Joseph Bowden

Personal information
- Born: 8 October 1884 Glossop, Derbyshire, England
- Died: 1 March 1958 (aged 73) Glossop, England
- Batting: Right-handed
- Bowling: Right-arm medium

Domestic team information
- 1909–1930: Derbyshire
- FC debut: 10 May 1909 Derbyshire v Sussex
- Last FC: 30 August 1930 Derbyshire v Gloucestershire

Career statistics
| Competition | First-class |
| Matches | 231 |
| Runs scored | 7,613 |
| Batting average | 20.57 |
| 100s/50s | 4/29 |
| Top score | 120 |
| Balls bowled | 124 |
| Wickets | 1 |
| Bowling average | 54.00 |
| 5 wickets in innings | 0 |
| 10 wickets in match | 0 |
| Best bowling | 1/0 |
| Catches/stumpings | 79/– |
- Source: CricketArchive, 4 January 2011

= Joseph Bowden =

English cricketer (1884–1958)

Joseph Bowden (8 October 1884 – 1 March 1958) was an English cricketer who played first-class cricket for Derbyshire from 1909 to 1930.

Bowden was born at Glossop, Derbyshire. He made his debut for Derbyshire in the 1909 season against Sussex in May when he made 6 and 14. Over the next four years he played about five games a year, but in the 1914 season he played 16 matches for the club. Cricket was interrupted by the First World War, and Bowden did not return to the first-class game until the 1921 season.
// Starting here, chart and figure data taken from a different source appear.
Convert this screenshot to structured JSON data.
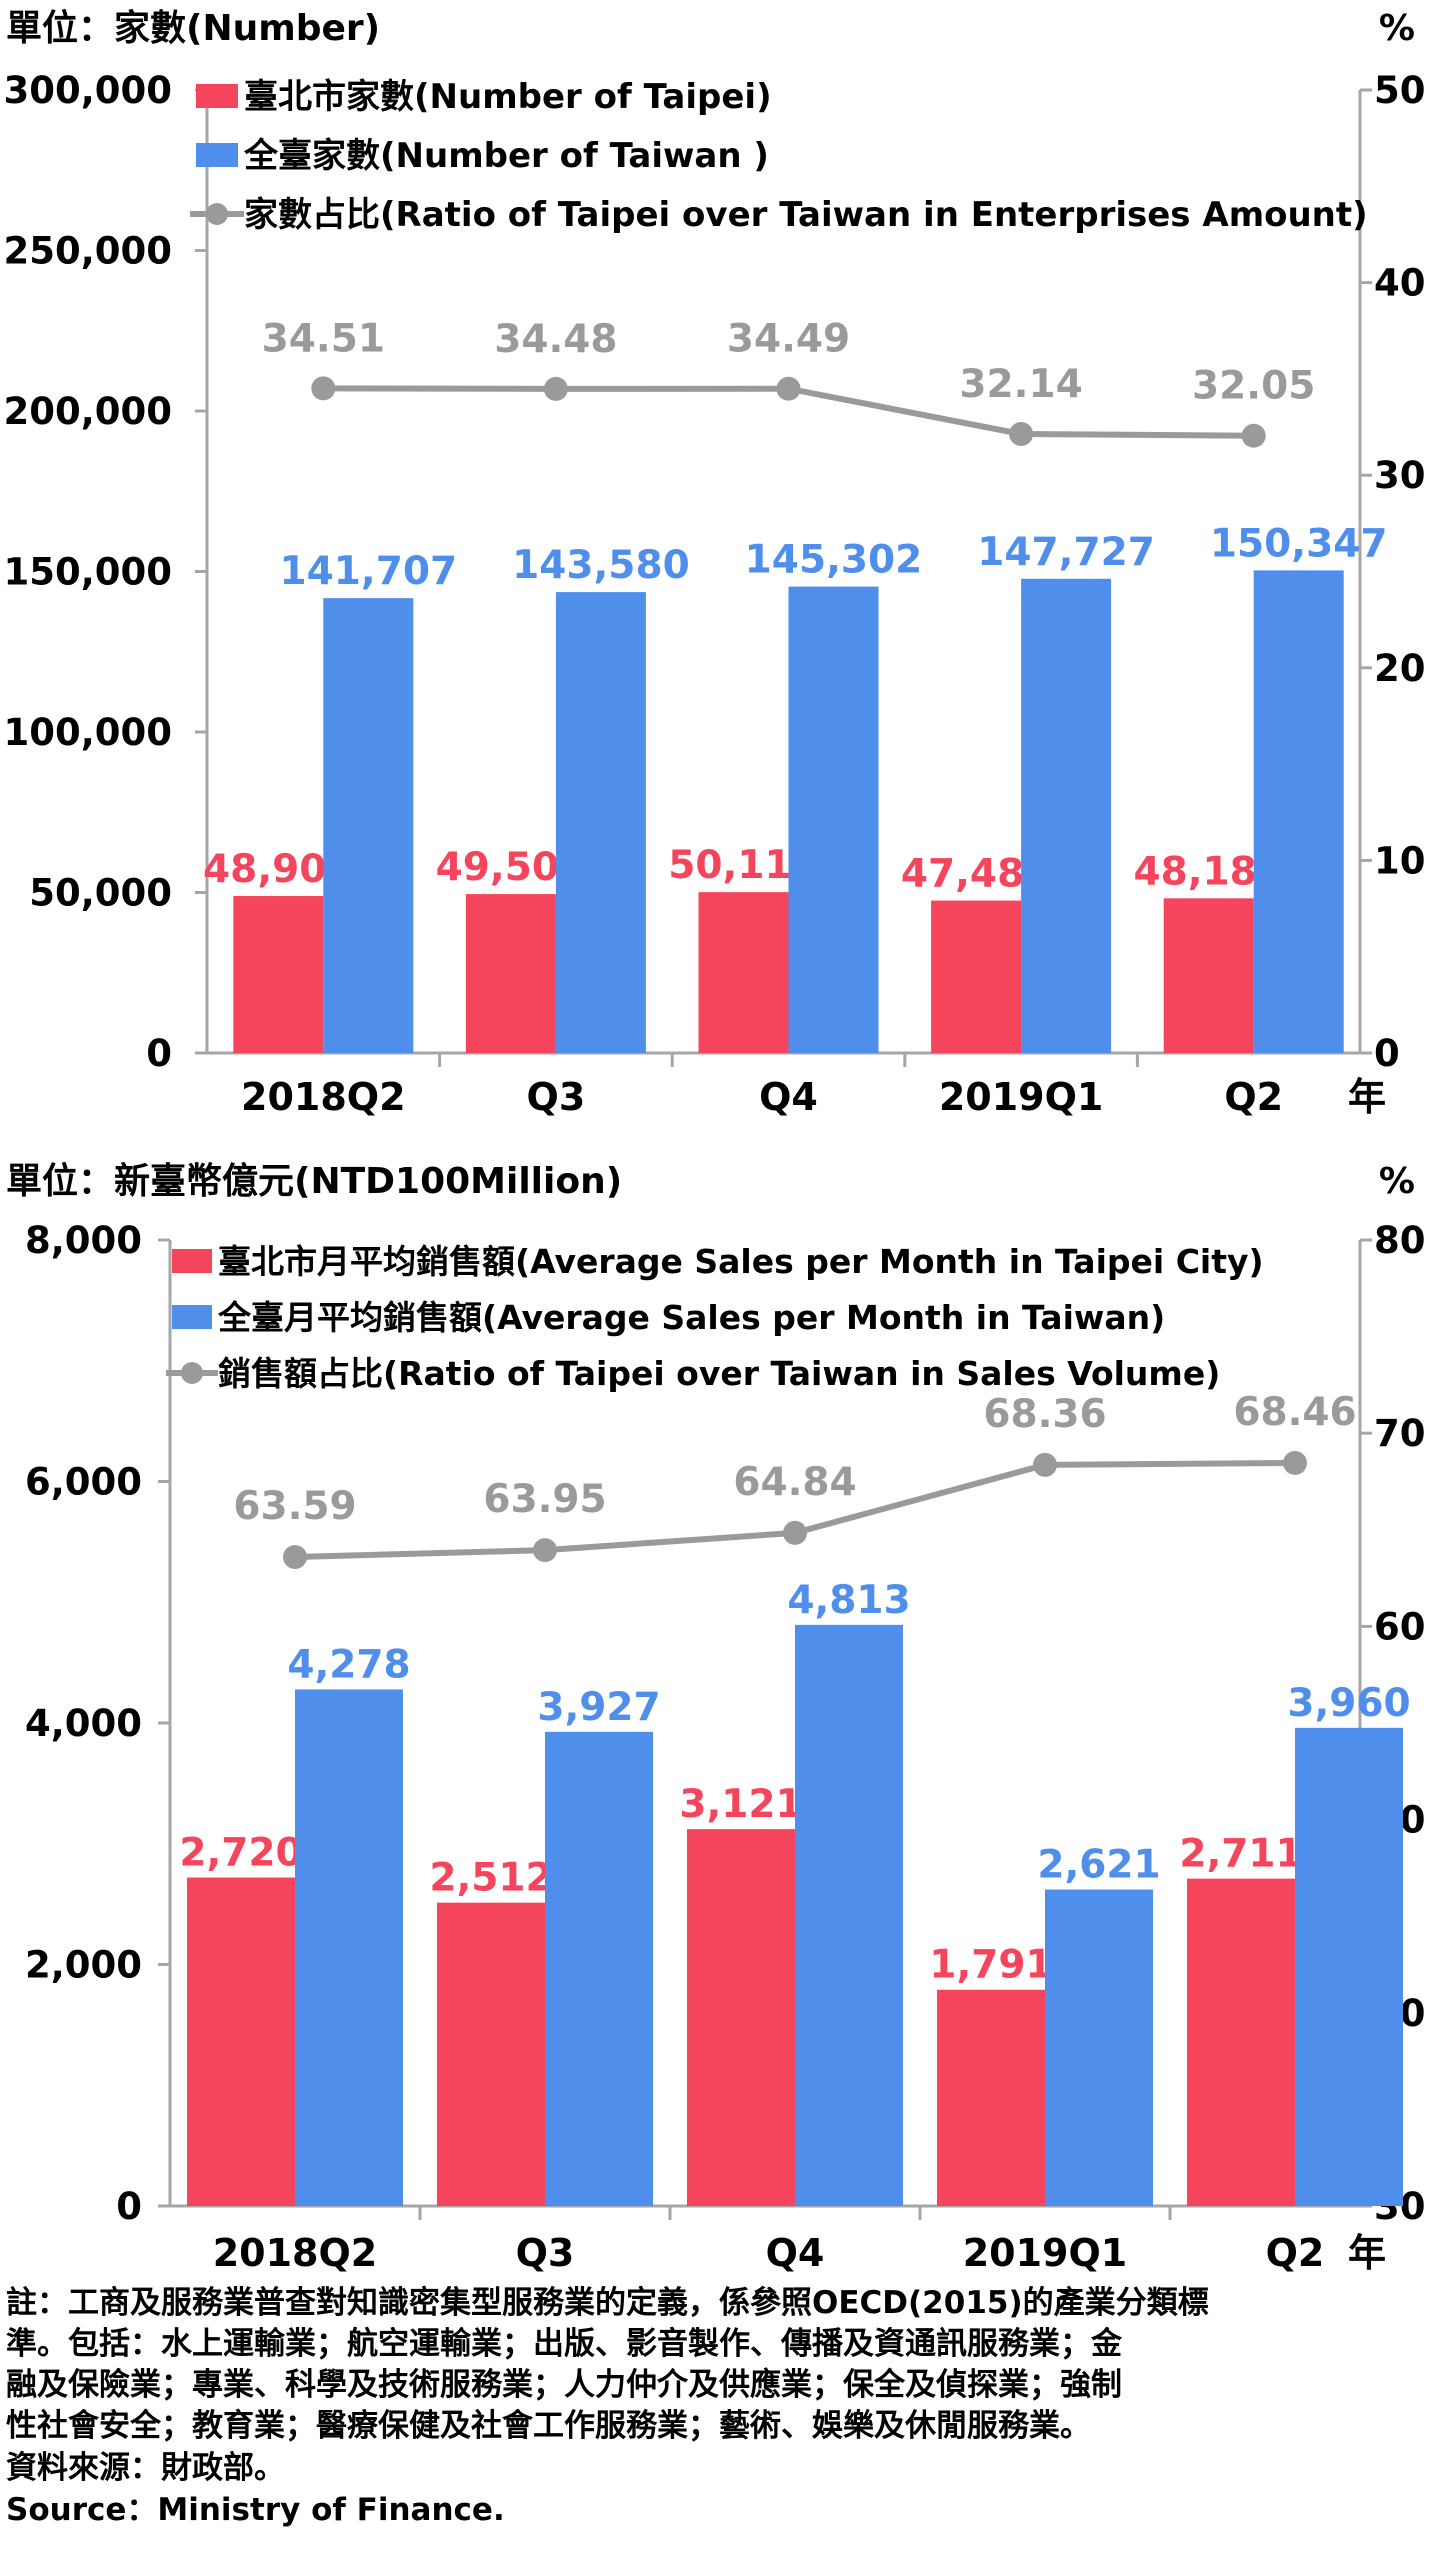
{
  "chart_data": [
    {
      "type": "bar",
      "unit_left": "單位：家數(Number)",
      "unit_right": "%",
      "year_label": "年",
      "categories": [
        "2018Q2",
        "Q3",
        "Q4",
        "2019Q1",
        "Q2"
      ],
      "y_left": {
        "min": 0,
        "max": 300000,
        "ticks": [
          "0",
          "50,000",
          "100,000",
          "150,000",
          "200,000",
          "250,000",
          "300,000"
        ]
      },
      "y_right": {
        "min": 0,
        "max": 50,
        "ticks": [
          "0",
          "10",
          "20",
          "30",
          "40",
          "50"
        ]
      },
      "series": [
        {
          "name": "臺北市家數(Number of  Taipei)",
          "kind": "bar",
          "axis": "left",
          "color": "#F5455C",
          "values": [
            48905,
            49506,
            50111,
            47485,
            48186
          ],
          "labels": [
            "48,905",
            "49,506",
            "50,111",
            "47,485",
            "48,186"
          ]
        },
        {
          "name": "全臺家數(Number of Taiwan )",
          "kind": "bar",
          "axis": "left",
          "color": "#4F8FEB",
          "values": [
            141707,
            143580,
            145302,
            147727,
            150347
          ],
          "labels": [
            "141,707",
            "143,580",
            "145,302",
            "147,727",
            "150,347"
          ]
        },
        {
          "name": "家數占比(Ratio of Taipei over Taiwan in Enterprises Amount)",
          "kind": "line",
          "axis": "right",
          "color": "#9A9A9A",
          "values": [
            34.51,
            34.48,
            34.49,
            32.14,
            32.05
          ],
          "labels": [
            "34.51",
            "34.48",
            "34.49",
            "32.14",
            "32.05"
          ]
        }
      ],
      "grid": false,
      "legend": "top-left"
    },
    {
      "type": "bar",
      "unit_left": "單位：新臺幣億元(NTD100Million)",
      "unit_right": "%",
      "year_label": "年",
      "categories": [
        "2018Q2",
        "Q3",
        "Q4",
        "2019Q1",
        "Q2"
      ],
      "y_left": {
        "min": 0,
        "max": 8000,
        "ticks": [
          "0",
          "2,000",
          "4,000",
          "6,000",
          "8,000"
        ]
      },
      "y_right": {
        "min": 30,
        "max": 80,
        "ticks": [
          "30",
          "40",
          "50",
          "60",
          "70",
          "80"
        ]
      },
      "series": [
        {
          "name": "臺北市月平均銷售額(Average Sales per Month in Taipei City)",
          "kind": "bar",
          "axis": "left",
          "color": "#F5455C",
          "values": [
            2720,
            2512,
            3121,
            1791,
            2711
          ],
          "labels": [
            "2,720",
            "2,512",
            "3,121",
            "1,791",
            "2,711"
          ]
        },
        {
          "name": "全臺月平均銷售額(Average Sales per Month in Taiwan)",
          "kind": "bar",
          "axis": "left",
          "color": "#4F8FEB",
          "values": [
            4278,
            3927,
            4813,
            2621,
            3960
          ],
          "labels": [
            "4,278",
            "3,927",
            "4,813",
            "2,621",
            "3,960"
          ]
        },
        {
          "name": "銷售額占比(Ratio of Taipei over Taiwan in Sales Volume)",
          "kind": "line",
          "axis": "right",
          "color": "#9A9A9A",
          "values": [
            63.59,
            63.95,
            64.84,
            68.36,
            68.46
          ],
          "labels": [
            "63.59",
            "63.95",
            "64.84",
            "68.36",
            "68.46"
          ]
        }
      ],
      "grid": false,
      "legend": "top-left"
    }
  ],
  "notes": [
    "註：工商及服務業普查對知識密集型服務業的定義，係參照OECD(2015)的產業分類標",
    "準。包括：水上運輸業；航空運輸業；出版、影音製作、傳播及資通訊服務業；金",
    "融及保險業；專業、科學及技術服務業；人力仲介及供應業；保全及偵探業；強制",
    "性社會安全；教育業；醫療保健及社會工作服務業；藝術、娛樂及休閒服務業。",
    "資料來源：財政部。",
    "Source：Ministry of Finance."
  ]
}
In that season he scored his first century of 108 against Gloucestershire. He played steadily in the 1922 season and in the 1923 season scored 114 against Somerset. After good but uneventful seasons in 1924 and 1925, Bowden managed an average of 30.52 in the 1926 season, clocking up 1221 runs and making 106 against Warwickshire. He maintained form over the next three years and made his top score of 120 against Essex in the 1929 season when he partnered Harry Storer who made 209 to put on 322 for the first wicket.
As of 2009, this remains the record first-wicket stand for Derbyshire. In the 1930 season, which was his last, he played fewer matches and his average was down to 9.69

Bowden was a right-hand batsman and played 395 innings in 231 first-class matches with an average of 20.57. He made over 7,600 runs and scored four centuries with a top score of 120. He was a right-arm medium pace bowler who took one wicket in 21 overs at an average of 54.00.

Bowden died at Glossop at the age of 73.